5.  HIGH DOSE CHEMOTHERAPY WITH GROWTH FACTOR AND PERIPHERAL BLOOD STREAM CELL SUPPORT FOR ADVANCED CARCINOMA OF THE OVARY—JONATHAN LEDERMANN

  This proposed Phase II protocol is appended and would be for the treatment of patients with histologically proven Stage IIb, III and IV carcinoma of the ovary who have undergone four courses of Platinum-based chemotherapy and who appear to be in complete remission on CA125 estimation and CT scanning.

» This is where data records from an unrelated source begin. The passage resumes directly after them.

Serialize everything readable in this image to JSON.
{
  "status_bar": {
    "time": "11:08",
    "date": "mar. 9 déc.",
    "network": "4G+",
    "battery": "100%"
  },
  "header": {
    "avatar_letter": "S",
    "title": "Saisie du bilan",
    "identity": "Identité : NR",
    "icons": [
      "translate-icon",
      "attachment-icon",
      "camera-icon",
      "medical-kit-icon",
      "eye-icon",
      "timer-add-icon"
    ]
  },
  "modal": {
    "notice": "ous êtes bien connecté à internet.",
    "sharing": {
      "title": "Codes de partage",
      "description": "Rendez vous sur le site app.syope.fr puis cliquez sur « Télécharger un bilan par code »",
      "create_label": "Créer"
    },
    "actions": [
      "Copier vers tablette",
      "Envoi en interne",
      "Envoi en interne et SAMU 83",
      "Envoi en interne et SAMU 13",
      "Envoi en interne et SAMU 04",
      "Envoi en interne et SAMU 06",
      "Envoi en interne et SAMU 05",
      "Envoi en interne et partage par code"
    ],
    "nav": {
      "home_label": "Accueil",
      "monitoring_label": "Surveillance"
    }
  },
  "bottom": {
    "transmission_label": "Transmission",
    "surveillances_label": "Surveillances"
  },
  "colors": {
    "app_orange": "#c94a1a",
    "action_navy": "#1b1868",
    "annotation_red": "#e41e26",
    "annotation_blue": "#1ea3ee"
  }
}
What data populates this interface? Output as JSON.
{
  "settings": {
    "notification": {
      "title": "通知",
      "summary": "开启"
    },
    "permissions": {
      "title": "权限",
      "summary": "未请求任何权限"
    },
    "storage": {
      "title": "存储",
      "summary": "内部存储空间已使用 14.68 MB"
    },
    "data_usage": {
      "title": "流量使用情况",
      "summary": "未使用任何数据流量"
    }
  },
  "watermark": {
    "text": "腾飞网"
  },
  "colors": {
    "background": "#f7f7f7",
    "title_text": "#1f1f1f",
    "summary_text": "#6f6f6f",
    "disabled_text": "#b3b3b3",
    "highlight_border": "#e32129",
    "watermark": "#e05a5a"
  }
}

  The chemotherapy regimen was discussed at length and the combination of high dose Carboplatin, Cyclophosphamide and Etoposide was thought to be as suitable as any. However, concern was expressed that high dose Cazboplatin could produce unacceptable neuropathy if Cisplatin were contained in the four induction courses. Therefore, it was felt that either Cisplatin should not be included or alternatively Cisplatin should be a requirement of the induction chemotherapy within this pilot study and the true incidence of neuropathy documented. It would be unacceptable for there to be only a few patients with Cisplatin as part of the induction regimen who were not the object of specific study regarding neuropathy. It was agreed that Jonathan Ledermann would circulate the protocol with these minutes and that he would report back to the LGOG when 10 patients had been treated. So far three patients have been treated with various toxicities, including prolonged thrombocytopenia resulting in GI haemorrhage and also severe mucositis.